BW also recommends that from the point your baby is born, you have to regard him/her as a completely different person whom you need to observe and listen to. The first weeks, sleepish, behind a heavy mist, I tried to get better at this. Obviously, I didn’t magically become a baby whisperer myself, but it helped. Even though all books and TV programs mentioned that once you start listening to your baby, you will identify different tones of crying depending on what they need, I did not notice any difference whatsoever for a long time. On the other hand, trying to create a routine upon BW’s recommendation helped me identify what my son might need at the time he cried (see Cry 1,2 and 3 below). I learned not to pick up the baby to breastfeed every time he cried.
My observation began with logging breastfeeding, sleeping times, changing diaper times. I walked around with log sheets created in excel. Using this, we established a routine in the first month or month and a half.
We started with a cycle of 3 hours in the first 3 months and then 4 hours in the 4th month. (See explanations below) At 9-10 months, we stopped feeding at night. I don’t even remember when he dropped to 2 naps and then a single nap a day. Without waiting for a certain date or month based on a book rule, I waited for my baby’s signs.
KEY WORD: DAILY ROUTINE
BW states that though every baby is different from another, we can group baby personalities (or types) under 5 main categories. My son fell under the “spirited” category – even son I read “Raising Your Spirited Child” by Mary Sheedy Kurcinka which was extremely helpful. BW explains how to adapt methods according to these personalities.

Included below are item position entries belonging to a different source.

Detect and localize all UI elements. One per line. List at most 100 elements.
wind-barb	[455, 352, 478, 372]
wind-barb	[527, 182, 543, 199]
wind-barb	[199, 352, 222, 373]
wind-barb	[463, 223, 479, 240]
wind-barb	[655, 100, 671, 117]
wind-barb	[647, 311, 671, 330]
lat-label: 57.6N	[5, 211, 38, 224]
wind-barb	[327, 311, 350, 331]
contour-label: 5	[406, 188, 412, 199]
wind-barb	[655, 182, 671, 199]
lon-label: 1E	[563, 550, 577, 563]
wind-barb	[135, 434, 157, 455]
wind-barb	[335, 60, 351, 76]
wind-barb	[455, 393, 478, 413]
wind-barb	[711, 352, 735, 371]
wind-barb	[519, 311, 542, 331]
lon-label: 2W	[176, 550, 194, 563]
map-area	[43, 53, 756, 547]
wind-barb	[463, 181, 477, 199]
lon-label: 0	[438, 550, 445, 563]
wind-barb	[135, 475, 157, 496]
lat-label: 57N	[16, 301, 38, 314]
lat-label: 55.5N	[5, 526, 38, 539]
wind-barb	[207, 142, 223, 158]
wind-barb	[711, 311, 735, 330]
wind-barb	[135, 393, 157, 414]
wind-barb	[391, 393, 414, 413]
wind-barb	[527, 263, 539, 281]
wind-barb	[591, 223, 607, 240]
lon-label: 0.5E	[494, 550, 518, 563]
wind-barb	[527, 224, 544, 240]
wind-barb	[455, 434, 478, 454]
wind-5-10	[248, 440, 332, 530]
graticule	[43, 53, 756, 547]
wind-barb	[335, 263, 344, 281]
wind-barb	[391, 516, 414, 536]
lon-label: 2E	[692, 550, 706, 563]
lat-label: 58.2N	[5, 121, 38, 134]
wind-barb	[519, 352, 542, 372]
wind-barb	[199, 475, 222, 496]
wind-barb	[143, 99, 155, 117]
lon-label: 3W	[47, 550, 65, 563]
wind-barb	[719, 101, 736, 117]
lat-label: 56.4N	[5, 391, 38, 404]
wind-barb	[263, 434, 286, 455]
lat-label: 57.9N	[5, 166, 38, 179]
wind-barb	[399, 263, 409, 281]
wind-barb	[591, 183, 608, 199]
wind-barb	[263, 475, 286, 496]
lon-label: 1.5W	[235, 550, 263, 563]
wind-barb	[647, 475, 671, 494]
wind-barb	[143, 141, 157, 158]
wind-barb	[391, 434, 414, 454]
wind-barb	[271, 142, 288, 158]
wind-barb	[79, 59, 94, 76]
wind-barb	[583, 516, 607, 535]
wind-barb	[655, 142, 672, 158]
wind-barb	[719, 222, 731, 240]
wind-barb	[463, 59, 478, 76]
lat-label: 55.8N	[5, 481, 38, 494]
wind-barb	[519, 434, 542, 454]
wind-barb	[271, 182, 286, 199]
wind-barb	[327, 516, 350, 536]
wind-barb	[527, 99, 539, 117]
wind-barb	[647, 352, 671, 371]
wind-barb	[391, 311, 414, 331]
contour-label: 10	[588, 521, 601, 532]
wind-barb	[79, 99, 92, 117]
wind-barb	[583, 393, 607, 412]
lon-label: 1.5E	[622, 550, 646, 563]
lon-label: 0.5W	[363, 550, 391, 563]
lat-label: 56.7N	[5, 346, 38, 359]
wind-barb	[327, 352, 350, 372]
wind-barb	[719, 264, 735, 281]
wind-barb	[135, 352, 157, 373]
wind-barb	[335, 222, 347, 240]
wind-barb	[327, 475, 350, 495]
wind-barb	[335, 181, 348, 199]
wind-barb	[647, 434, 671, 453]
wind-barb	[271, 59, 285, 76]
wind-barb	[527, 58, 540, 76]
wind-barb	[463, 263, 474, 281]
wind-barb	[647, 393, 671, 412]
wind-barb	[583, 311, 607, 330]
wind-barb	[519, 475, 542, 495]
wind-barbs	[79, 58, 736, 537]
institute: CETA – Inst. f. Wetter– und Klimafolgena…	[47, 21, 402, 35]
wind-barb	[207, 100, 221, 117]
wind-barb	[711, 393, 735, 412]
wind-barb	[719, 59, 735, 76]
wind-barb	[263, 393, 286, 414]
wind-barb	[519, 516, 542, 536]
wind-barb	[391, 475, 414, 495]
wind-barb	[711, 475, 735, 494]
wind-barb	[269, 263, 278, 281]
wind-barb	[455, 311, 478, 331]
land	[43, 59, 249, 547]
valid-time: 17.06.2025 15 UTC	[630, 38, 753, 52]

The biggest gift BW gives is “EASY METHOD“ (Eating, Activity, Sleeping and Your Time). It is a cycle of eating, playtime, sleeping and time we need for our selves. With this method, I WAS ABLE TO PLAN FOR:
1- Eating / Breastfeeding time (Cry 1) : Figure out roughly when my son would be hungry and how much breastfeeding he would need and whether he is full once this is over.
2- Activity time: (Cry 2) To find how long to keep him up, how long to play, when my son loses interest, when to reduce activities, calm him down and get him ready to go into sleep mode, when to come back home if we were out.
3- Sleeping times: (Cry 3) How he is going to fall asleep, how long he would sleep and guess when he would wake up.
4- My time: Once my baby is asleep, how much time I had, if I had time to go out, if I had time to do things in the house, or I would take a nap with him.
This was the best gift. Planning my baby’s daily routine and as well as mine and what we could do every day. This resulted in a peace of mind. Not having to constantly worry whether my baby is hungry or full, or being able to take a shower without worrying whether my son would wake up in the middle of it was a bliss. From here on, it was an easy ride.